A parábola de Lucas 16,19-31 não é uma espécie
de “geografia do céu e do inferno”, nem um ensinamento sobre a questão do
“além”, da situação depois da morte. É uma parábola, cujo objetivo é provocar
um questionamento, uma reflexão que leve ao entendimento da mensagem e a uma
tomada de posição.
De
um lado, esta parábola parece dirigir-se aos fariseus (Lucas 16,14), aqueles
definidos por Jesus como “amigos do dinheiro”. De outro lado, é uma advertência
aos discípulos e às discípulas de Jesus de ontem e de hoje.

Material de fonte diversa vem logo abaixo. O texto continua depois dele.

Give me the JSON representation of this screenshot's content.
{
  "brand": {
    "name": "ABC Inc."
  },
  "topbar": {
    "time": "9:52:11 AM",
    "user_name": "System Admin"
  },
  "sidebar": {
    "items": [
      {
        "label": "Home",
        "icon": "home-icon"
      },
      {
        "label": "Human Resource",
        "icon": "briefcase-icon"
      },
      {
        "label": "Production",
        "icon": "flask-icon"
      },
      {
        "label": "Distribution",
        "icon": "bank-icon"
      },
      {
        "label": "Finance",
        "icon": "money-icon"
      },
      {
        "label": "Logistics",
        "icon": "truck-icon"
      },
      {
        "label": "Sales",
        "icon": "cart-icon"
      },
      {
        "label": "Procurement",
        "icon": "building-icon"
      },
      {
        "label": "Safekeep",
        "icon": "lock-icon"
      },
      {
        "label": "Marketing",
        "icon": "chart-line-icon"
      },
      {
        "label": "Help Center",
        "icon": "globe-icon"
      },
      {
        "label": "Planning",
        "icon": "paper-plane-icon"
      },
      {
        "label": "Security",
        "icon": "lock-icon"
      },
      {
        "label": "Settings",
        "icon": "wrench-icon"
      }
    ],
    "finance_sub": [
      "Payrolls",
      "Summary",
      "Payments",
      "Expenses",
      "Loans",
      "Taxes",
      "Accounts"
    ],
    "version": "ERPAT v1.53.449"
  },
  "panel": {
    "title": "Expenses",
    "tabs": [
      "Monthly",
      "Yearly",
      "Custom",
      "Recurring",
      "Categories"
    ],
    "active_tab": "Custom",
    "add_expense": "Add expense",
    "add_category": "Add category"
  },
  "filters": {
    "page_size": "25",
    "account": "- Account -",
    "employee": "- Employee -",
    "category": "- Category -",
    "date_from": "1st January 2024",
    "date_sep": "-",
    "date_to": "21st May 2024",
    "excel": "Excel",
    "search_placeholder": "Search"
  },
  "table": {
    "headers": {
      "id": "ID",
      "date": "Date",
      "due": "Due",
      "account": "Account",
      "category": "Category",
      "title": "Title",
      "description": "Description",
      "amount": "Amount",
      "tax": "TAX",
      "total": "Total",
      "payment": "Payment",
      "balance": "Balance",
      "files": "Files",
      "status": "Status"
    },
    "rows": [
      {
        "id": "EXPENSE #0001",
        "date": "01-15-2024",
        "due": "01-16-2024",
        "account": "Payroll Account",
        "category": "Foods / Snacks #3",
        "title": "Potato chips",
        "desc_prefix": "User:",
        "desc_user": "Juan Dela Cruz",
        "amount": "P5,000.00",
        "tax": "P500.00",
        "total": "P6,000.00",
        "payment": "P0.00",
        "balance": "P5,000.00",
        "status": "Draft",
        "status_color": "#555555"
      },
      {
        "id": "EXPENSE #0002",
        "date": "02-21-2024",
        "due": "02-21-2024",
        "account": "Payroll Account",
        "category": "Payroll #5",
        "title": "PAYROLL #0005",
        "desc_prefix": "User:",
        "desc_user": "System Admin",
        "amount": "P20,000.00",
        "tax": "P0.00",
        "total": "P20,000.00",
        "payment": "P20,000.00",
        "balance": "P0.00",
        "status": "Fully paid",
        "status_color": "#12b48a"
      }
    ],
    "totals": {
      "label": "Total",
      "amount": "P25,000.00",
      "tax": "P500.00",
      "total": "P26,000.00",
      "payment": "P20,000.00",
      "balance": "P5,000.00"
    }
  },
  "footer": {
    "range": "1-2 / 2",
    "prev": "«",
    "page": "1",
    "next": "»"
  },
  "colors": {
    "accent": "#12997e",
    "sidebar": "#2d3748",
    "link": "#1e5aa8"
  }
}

Uma realidade cheia de contrastes
A
situação inicial é descrita apresentando os contrastes entre duas realidades:
de um homem rico anônimo contra um mendigo que se chamava Lázaro (que significa
“Deus ajuda”); de roupas luxuosas de púrpura e linho contra a pele coberta de
úlceras repugnantes; de banquetes diários contra estômago faminto que desejava
alimentar-se das migalhas que caíam da mesa; de enterro certamente com toda
solenidade e pompa contra o sepultamento de um indigente; de luxo, abundância e
supérfluo, de um lado, e a falta do mínimo necessário para viver, do outro.
O abismo da indiferença
Uma
cena comum que pode ser vista quotidianamente no palco da vida. Mesmo separados
pela distância da indiferença, o rico e o pobre viveram bem próximos um do
outro. Porém, o rico não vê nada, sequer percebe a presença de Lázaro. Ele
vivia extremamente para si, fechado no seu mundo de bens, luxo, festa e
comilança. Uma pessoa insensível ante a situação de fome, doença e dor do pobre
que estava junto à porta de sua casa. Lázaro era um entre tantos marginalizados
da cidade. Só os cães de rua se aproximam dele para lamber-lhe as feridas. Sua
única esperança é Deus. O uso egoísta dos bens materiais cavava um abismo entre
o rico e o pobre. Jesus desmascara esta realidade da sociedade onde as pessoas
estão separadas por uma barreira invisível: essa porta que o rico nunca
atravessa para aproximar-se de Lázaro.
Não basta ser “filho de Abraão”
Após
a morte, as sortes se inverteram. Lázaro é levado pelos anjos ao “seio de
Abraão”, expressão figurada para falar do banquete do Reino (cf. Lucas 13,28;
Mateus 8,11). O rico está embaixo, na morada dos mortos, no meio de tormentos.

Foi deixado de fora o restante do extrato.